Un grand merci à mes betas, Xyxo_the_Ghost et HelandNiflhel !
Texte :
Il était une fois un roi si cruel que plus rien n'émouvait son cœur de pierre. Il avait caché ce petit roc en plusieurs puits, plusieurs coffres et autres abysses.
Son cœur était devenu un antre froid et vide. Plus rien n'y poussait, sinon des poussières de mauvaises herbes.
Dans son palais des glaces, rien ne l'atteignait.
Jusqu'au jour où une ronce, une épine, transperça l'épaisse neige qui en tapissait sols, murs et plafonds.
Lord Voldemort se réveilla au son d'un cri perçant.
Il sursauta dans son canapé. Il s'y était endormi pendant qu'il lisait un traité de magie noire. L'ouvrage chuta dans un bruit sourd sur le tapis persan.
Le hurlement s'était tu. Son écho vrillait les tympans de Voldemort.
Quelque chose avait brièvement martyrisé son esprit, avant de s'évanouir dans un nuage de silence cotonneux. Ne restait qu'une vibration déplaisante, l'équivalent mental d'une craie sadique sur le tableau d'ardoise.
D'un mouvement de baguette, il vérifia le niveau sonore des dix dernières minutes, juste avant son éveil.
Depuis quelques temps, il lui arrivait de percevoir des images étrangères, des sons, parfois des bruits et des odeurs. Il avait alors inventé ce sort. Il le lançait avant de dormir sur une boîte à musique qui à l'origine jouait des airs de classique, mais Voldemort l'avait détournée. Pendant toute la durée de son sommeil, elle enregistrait ce qui se passait autour de lui. La machine n'avait rien entendu. Voldemort avait-il oublié un cauchemar, alors ? Mais quel cauchemar ? Il n'en faisait jamais.

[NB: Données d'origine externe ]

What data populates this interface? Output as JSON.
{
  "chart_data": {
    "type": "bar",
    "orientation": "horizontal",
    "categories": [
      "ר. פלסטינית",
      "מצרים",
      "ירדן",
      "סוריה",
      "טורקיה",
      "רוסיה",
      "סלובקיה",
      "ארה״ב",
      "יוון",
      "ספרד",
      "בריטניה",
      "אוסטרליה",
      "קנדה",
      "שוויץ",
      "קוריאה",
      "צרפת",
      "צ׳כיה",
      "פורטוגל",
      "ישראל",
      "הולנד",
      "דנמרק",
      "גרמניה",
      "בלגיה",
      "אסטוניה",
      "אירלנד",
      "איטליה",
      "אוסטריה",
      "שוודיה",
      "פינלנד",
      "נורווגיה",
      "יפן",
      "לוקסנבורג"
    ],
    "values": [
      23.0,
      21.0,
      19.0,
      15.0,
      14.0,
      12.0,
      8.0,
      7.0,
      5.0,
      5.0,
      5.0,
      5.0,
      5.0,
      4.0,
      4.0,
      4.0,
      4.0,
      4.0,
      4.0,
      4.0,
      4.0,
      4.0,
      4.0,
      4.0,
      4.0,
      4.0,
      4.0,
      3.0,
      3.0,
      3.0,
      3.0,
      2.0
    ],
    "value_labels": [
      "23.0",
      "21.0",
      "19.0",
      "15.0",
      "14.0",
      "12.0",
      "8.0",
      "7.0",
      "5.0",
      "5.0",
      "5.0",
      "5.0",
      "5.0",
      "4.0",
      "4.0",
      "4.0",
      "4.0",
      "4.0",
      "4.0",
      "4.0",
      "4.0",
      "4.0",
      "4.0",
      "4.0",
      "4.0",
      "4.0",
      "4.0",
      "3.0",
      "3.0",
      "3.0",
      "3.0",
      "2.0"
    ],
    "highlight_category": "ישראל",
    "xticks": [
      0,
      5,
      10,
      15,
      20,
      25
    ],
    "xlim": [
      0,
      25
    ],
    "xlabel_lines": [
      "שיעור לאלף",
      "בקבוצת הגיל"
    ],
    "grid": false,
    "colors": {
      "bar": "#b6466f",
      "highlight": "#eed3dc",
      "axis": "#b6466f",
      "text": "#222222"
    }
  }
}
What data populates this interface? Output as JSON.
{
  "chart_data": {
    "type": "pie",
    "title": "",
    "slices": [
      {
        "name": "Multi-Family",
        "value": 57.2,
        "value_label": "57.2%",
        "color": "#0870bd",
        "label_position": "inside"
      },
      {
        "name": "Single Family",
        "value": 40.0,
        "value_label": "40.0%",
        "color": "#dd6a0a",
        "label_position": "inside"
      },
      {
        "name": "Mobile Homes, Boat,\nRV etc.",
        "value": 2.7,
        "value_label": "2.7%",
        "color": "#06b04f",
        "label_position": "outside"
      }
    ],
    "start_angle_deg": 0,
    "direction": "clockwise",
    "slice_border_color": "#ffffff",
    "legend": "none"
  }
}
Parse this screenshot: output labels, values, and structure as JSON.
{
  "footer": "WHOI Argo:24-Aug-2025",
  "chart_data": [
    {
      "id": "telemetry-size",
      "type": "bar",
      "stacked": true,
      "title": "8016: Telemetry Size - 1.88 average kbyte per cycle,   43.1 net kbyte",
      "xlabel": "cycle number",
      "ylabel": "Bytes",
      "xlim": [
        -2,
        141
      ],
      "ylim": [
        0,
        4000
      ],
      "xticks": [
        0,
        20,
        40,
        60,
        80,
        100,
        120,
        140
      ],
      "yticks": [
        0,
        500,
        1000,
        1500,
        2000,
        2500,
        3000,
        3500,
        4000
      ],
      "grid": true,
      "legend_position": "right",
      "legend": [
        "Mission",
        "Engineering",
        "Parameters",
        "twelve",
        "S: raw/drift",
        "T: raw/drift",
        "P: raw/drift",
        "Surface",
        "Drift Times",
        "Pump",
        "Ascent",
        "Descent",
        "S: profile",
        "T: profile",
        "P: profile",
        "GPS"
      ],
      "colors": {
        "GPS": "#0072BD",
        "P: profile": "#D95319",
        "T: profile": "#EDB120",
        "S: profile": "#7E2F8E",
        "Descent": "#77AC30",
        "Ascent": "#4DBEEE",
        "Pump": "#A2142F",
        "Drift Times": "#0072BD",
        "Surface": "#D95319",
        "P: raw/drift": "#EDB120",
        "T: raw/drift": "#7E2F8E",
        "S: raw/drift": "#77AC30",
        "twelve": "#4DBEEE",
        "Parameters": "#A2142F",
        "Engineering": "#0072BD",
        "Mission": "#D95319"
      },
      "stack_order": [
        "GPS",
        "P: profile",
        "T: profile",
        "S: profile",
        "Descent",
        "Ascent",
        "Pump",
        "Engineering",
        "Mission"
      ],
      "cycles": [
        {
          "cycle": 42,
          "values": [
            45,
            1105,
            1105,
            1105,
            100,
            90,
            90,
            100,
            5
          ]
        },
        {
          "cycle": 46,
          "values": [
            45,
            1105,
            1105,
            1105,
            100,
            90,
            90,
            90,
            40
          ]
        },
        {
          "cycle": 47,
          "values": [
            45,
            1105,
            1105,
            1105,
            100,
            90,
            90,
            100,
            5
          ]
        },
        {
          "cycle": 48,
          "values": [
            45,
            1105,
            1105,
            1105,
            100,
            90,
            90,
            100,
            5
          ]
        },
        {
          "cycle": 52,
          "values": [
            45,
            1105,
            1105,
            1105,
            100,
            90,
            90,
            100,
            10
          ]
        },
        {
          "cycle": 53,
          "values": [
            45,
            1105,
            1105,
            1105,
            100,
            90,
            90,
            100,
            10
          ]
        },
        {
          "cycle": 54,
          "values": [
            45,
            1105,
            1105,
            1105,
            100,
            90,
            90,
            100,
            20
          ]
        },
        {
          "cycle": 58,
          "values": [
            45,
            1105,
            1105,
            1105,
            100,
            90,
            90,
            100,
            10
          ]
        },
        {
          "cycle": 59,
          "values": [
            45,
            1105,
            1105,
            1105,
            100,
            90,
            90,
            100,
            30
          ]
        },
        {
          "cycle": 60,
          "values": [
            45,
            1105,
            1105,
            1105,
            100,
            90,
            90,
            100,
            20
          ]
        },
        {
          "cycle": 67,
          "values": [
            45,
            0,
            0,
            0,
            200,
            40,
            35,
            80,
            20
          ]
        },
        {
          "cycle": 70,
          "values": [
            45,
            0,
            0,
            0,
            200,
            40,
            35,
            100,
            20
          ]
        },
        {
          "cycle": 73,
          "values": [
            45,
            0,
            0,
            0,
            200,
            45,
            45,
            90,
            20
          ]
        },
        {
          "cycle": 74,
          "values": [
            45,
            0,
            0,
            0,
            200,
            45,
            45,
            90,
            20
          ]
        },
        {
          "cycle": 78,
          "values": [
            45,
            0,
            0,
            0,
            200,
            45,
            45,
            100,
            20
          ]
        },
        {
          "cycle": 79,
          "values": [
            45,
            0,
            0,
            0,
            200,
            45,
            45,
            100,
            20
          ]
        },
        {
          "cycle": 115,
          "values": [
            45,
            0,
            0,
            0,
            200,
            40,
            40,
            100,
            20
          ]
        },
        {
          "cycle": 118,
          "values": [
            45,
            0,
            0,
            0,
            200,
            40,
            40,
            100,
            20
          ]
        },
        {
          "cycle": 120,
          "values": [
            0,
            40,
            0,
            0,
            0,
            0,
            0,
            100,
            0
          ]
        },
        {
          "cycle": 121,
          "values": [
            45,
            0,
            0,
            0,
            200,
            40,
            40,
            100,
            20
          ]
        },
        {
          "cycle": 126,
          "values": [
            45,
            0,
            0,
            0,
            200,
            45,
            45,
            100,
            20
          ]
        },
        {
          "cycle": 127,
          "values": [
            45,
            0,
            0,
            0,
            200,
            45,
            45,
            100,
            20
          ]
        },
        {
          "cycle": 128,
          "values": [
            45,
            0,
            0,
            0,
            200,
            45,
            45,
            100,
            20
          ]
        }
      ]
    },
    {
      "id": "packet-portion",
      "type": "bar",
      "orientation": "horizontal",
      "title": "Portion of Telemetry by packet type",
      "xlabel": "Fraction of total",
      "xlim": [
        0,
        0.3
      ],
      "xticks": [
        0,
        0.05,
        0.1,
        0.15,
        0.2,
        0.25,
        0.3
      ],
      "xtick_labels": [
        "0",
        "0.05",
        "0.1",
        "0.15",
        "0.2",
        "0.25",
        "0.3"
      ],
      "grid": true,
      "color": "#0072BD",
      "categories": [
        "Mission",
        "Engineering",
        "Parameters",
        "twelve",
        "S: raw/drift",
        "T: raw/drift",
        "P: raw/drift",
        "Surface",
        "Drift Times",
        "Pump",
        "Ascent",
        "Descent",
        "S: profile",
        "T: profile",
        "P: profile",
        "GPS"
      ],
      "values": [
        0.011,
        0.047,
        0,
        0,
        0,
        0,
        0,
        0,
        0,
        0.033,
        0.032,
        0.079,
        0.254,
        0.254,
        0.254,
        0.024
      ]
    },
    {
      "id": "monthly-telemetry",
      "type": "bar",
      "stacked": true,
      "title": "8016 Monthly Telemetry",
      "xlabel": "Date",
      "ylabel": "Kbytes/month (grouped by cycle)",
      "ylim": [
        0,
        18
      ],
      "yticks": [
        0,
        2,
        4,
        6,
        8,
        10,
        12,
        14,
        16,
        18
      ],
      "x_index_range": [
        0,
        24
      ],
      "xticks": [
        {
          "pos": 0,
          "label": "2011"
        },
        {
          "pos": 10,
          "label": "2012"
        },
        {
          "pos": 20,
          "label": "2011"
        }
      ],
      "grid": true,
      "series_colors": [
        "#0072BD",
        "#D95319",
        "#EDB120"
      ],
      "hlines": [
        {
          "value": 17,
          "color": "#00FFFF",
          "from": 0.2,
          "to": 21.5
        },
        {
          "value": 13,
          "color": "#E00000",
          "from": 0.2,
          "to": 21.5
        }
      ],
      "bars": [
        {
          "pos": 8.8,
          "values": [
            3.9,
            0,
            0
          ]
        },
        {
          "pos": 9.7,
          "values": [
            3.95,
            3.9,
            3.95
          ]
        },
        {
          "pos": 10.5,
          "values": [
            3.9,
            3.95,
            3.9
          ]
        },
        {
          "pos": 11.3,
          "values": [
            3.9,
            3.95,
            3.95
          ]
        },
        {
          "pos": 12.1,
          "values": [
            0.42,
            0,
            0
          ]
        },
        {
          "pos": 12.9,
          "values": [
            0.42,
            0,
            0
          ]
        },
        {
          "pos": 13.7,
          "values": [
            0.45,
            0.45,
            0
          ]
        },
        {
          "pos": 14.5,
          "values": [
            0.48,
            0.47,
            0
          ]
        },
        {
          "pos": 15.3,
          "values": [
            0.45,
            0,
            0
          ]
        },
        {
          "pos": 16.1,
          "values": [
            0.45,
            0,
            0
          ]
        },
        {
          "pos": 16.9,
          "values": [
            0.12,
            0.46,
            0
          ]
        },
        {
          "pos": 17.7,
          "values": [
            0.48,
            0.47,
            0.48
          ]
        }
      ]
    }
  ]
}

Il avait créé plus d'Horcruxes, après sa scolarité. Trop, auraient dit certains. Depuis son dernier, Nagini, ses songes s'étaient faits plus rares et plus pauvres. Plus de métaphores ou de sens sublimés. Ne restaient que des images brutes, ouvertes seulement à des interprétations évidentes. Il rêvait qu'il tuait un ennemi, le plus souvent.
Un jour, un éclat de verre s'est fiché dans l'œil du garçon. On lui avait dit qu'il était mauvais, diabolique, parce qu'il était différent. Ses pairs le fuyaient. Son amitié, refusée de toute part. L'éclat était descendu jusque dans sa poitrine, maltraitant la chair sur son passage. Un miroir qui s'est mis à refléter son âme par à-coups, selon comment il se tournait en son cœur. Il réduisait son âme en confettis de chair. La glace miroitait de mille feux et magnifiait ses colères. Tourbillonnant, elle s'enfonçait de plus en plus en lui, jusqu'à se ficher si profondément en lui qu'ils ne firent plus qu'un.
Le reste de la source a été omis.